Cheap Gifts and Bogus Apologies

Skeptics often doubt I have Asperger’s because I have some people skills and bullshit detectors. Little do they know, I acquired these traits growing up with three narcissists. I’ve been battle-tested many times, and I caught onto their ploys. Recently, I celebrated my 40th birthday. Dad came to my party and gave me four brownies as my gift. That’s how cheap he is. Dad lives in an $800K house, but he couldn’t afford to get me a present. I wasn’t upset because I knew that was typical. I adopted the same mindset with him after living in Vietnam. If I ever expected anything to happen, I had to assume the outcome would be absolute garbage.
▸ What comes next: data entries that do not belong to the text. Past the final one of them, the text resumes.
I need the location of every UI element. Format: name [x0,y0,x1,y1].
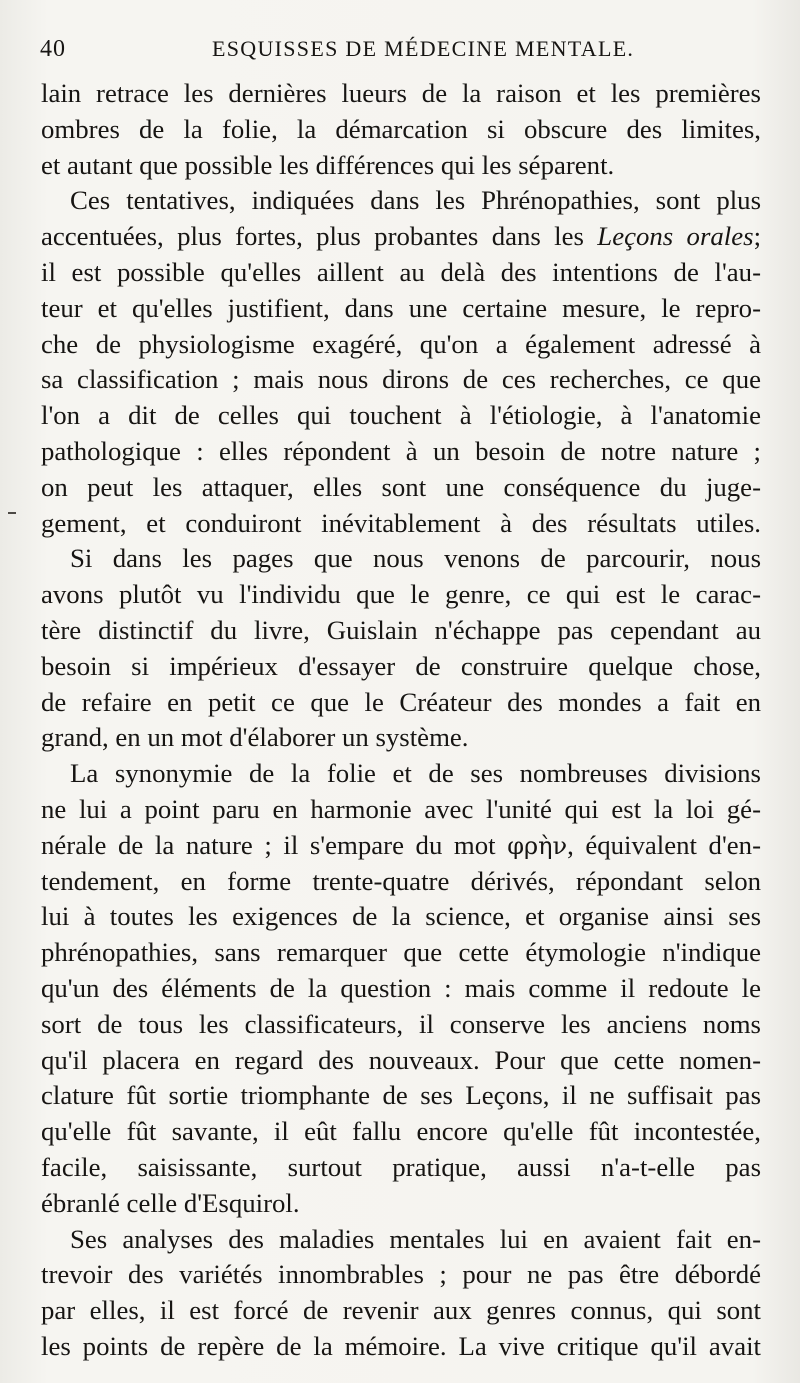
text-line: qu'un des éléments de la question : mais comme il redoute le [41,972,761,1003]
running-title: ESQUISSES DE MÉDECINE MENTALE. [212,36,635,61]
paragraph-first-line: Ces tentatives, indiquées dans les Phrénopathies, sont plus [70,185,761,216]
text-line: de refaire en petit ce que le Créateur des mondes a fait en [41,686,761,717]
text-line: qu'il placera en regard des nouveaux. Pour que cette nomen- [41,1044,761,1075]
text-line: pathologique : elles répondent à un besoin de notre nature ; [41,435,761,466]
text-line: teur et qu'elles justifient, dans une certaine mesure, le repro- [41,292,761,323]
paragraph-first-line: Ses analyses des maladies mentales lui en avaient fait en- [70,1223,761,1254]
text-line: trevoir des variétés innombrables ; pour ne pas être débordé [41,1259,761,1290]
text-line: sa classification ; mais nous dirons de ces recherches, ce que [41,364,761,395]
text-line: phrénopathies, sans remarquer que cette étymologie n'indique [41,937,761,968]
text-line: on peut les attaquer, elles sont une conséquence du juge- [41,471,761,502]
paragraph-first-line: Si dans les pages que nous venons de parcourir, nous [70,543,761,574]
text-fragment: , équivalent d'en- [567,829,761,860]
text-line: l'on a dit de celles qui touchent à l'étiologie, à l'anatomie [41,400,761,431]
text-line: et autant que possible les différences qui les séparent. [41,149,615,180]
text-line: clature fût sortie triomphante de ses Leçons, il ne suffisait pas [41,1080,761,1111]
page-number: 40 [40,36,66,62]
text-line: par elles, il est forcé de revenir aux genres connus, qui sont [41,1295,761,1326]
text-line: gement, et conduiront inévitablement à des résultats utiles. [41,507,761,538]
text-line: qu'elle fût savante, il eût fallu encore qu'elle fût incontestée, [41,1116,761,1147]
text-line [41,828,761,864]
text-line: il est possible qu'elles aillent au delà des intentions de l'au- [41,256,761,287]
text-line: les points de repère de la mémoire. La vive critique qu'il avait [41,1330,761,1361]
text-line: lui à toutes les exigences de la science, et organise ainsi ses [41,901,761,932]
text-line: avons plutôt vu l'individu que le genre, ce qui est le carac- [41,579,761,610]
text-line: facile, saisissante, surtout pratique, aussi n'a-t-elle pas [41,1151,761,1182]
text-line: ne lui a point paru en harmonie avec l'unité qui est la loi gé- [41,793,761,824]
text-line: sort de tous les classificateurs, il conserve les anciens noms [41,1008,761,1039]
text-line: grand, en un mot d'élaborer un système. [41,722,469,753]
body-text [41,76,761,1365]
book-title-italic: Leçons orales [597,221,754,252]
greek-word: φρὴν [507,831,568,860]
text-fragment: accentuées, plus fortes, plus probantes dans les [41,221,598,252]
paragraph-first-line: La synonymie de la folie et de ses nombreuses divisions [70,758,761,789]
text-line: ébranlé celle d'Esquirol. [41,1187,300,1218]
text-line [41,219,761,255]
text-line: che de physiologisme exagéré, qu'on a également adressé à [41,328,761,359]
text-line: besoin si impérieux d'essayer de construire quelque chose, [41,650,761,681]
text-fragment: nérale de la nature ; il s'empare du mot [41,829,508,860]
text-line: ombres de la folie, la démarcation si obscure des limites, [41,113,761,144]
running-header [40,32,760,66]
margin-mark [8,512,16,514]
text-line: tendement, en forme trente-quatre dérivés, répondant selon [41,865,761,896]
text-fragment: ; [753,221,761,252]
text-line: lain retrace les dernières lueurs de la raison et les premières [41,78,761,108]
text-line: tère distinctif du livre, Guislain n'échappe pas cependant au [41,614,761,645]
I anticipated he’d put on his Father-of-the-Year act and smile at me through his teeth though I could count the number of times I’d seen him the past few years on one hand. Brother One thought it was my 39th birthday, or at least that’s what he claims. He and Sister were too busy to be bothered and came up with lame excuses not to come. Then they said we could meet up another time, but I told them don’t bother. If it’s too much for them to remember their youngest sibling’s 40th birthday, they’re not worth the time of day.

There You Have It

One of the key contrasts between someone with ASD and those with NPD is that we’re brutally honest while they’re pathological liars. Every time I tried to discuss an issue with them, they’d dance around it and claim plausible deniability. Dad had a penchant towards answering questions with other queries. Narcissists polish themselves as something bigger than they are. Brother One enamors himself with accolades that he has the best landscaping business in Austin. I’ve seen his work, and it’s mediocre at best. There’s nothing earth-shattering about it. Dad and Stepmom think they’re more sophisticated than everyone else because they lived in New York for 17 years. Stepmom was an assistant editor for the gardening section of Newsday, but she acts like she’s some Pulitzer Prize winning journalists. She thinks she’s intellectually superior towards everyone else because she has a Master’s Degree and the ability to recite every other ten-dollar word in the Oxford Dictionary. My uncle who’s known her since he was in middle school mentioned this. I gave up on all of them and have minimal contact because I knew that was the only way I could maintain my sanity. Blood may be thicker than water, but it can still be toxic. To put it bluntly, that’s how I know the difference between someone with ASD and a narcissist.